Ibuprofen belongs to a class of drugs known as nonsteroidal anti-inflammatory drugs, or NSAIDs, which reduce pain and inflammation by blocking the activity of certain enzymes, Dr. Tsourounis said. This is why tamping them down often makes you feel better.

But these enzymes also help maintain kidney and liver function and regulate the balance of fluids and electrolytes in your body, Dr. Tsourounis said. So taking ibuprofen can be dangerous for patients with kidney disease or failure; those with liver damage or cirrhosis; and people with conditions that put strain on their kidneys, like high blood pressure or heart failure.

Those at high risk for these conditions — as well as for stomach ulcers, heart attacks, strokes or bleeding problems — should talk with their doctors before taking ibuprofen, Dr. Haggerty said. The same goes if you’re pregnant; ibuprofen is not recommended at or after 20 weeks, according to the F.D.A., since it may in rare cases harm the fetus’s kidneys.

People who take medications such as diuretics, anticoagulants, ACE inhibitors or ARBs (angiotensin receptor blockers) to manage cardiovascular issues should also be careful, Dr. Tsourounis said, because ibuprofen stresses the kidneys and the heart.

To reduce these health risks, don’t take the maximum recommended dose for more than a week or two at a time, Dr.

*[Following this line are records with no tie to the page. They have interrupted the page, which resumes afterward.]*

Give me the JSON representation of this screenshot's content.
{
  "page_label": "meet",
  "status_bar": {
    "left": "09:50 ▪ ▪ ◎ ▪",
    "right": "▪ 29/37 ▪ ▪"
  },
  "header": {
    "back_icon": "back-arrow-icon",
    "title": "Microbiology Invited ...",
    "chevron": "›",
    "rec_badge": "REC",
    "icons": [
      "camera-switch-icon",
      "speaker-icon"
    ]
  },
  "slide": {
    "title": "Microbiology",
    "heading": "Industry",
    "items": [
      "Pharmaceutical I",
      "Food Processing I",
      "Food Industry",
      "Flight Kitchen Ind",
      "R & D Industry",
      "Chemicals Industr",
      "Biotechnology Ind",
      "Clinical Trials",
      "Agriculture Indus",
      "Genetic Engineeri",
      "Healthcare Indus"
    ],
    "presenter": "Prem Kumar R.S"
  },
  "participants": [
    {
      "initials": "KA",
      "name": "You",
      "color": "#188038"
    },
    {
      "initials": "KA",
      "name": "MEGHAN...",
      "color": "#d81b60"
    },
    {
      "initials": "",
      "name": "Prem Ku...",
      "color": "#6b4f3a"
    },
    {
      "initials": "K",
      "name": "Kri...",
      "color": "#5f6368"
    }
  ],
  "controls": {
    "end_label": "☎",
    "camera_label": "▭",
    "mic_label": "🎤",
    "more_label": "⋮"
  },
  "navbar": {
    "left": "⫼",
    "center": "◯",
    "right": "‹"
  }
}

Ruff warned. “If you are needing it for more than two weeks, that’s a good sign that you need to go see your doctor.”

When taken for long periods, ibuprofen can also increase the risk of stomach ulcers, Dr. Ruff said. The drug inhibits enzymes that, among other things, aid in the production of mucus that lines and protects the stomach lining — so without these enzymes, the stomach becomes vulnerable to irritation and damage.

And ironically, regular ibuprofen use among people with headache disorders (such as migraines) can cause rebound headaches, for reasons doctors don’t completely understand.

“It’s really frustrating for patients — because if they get into that situation, the only way to make it go away is to wean themselves off all of the pain relievers,” Dr. Ruff said. “And that’s a painful process.”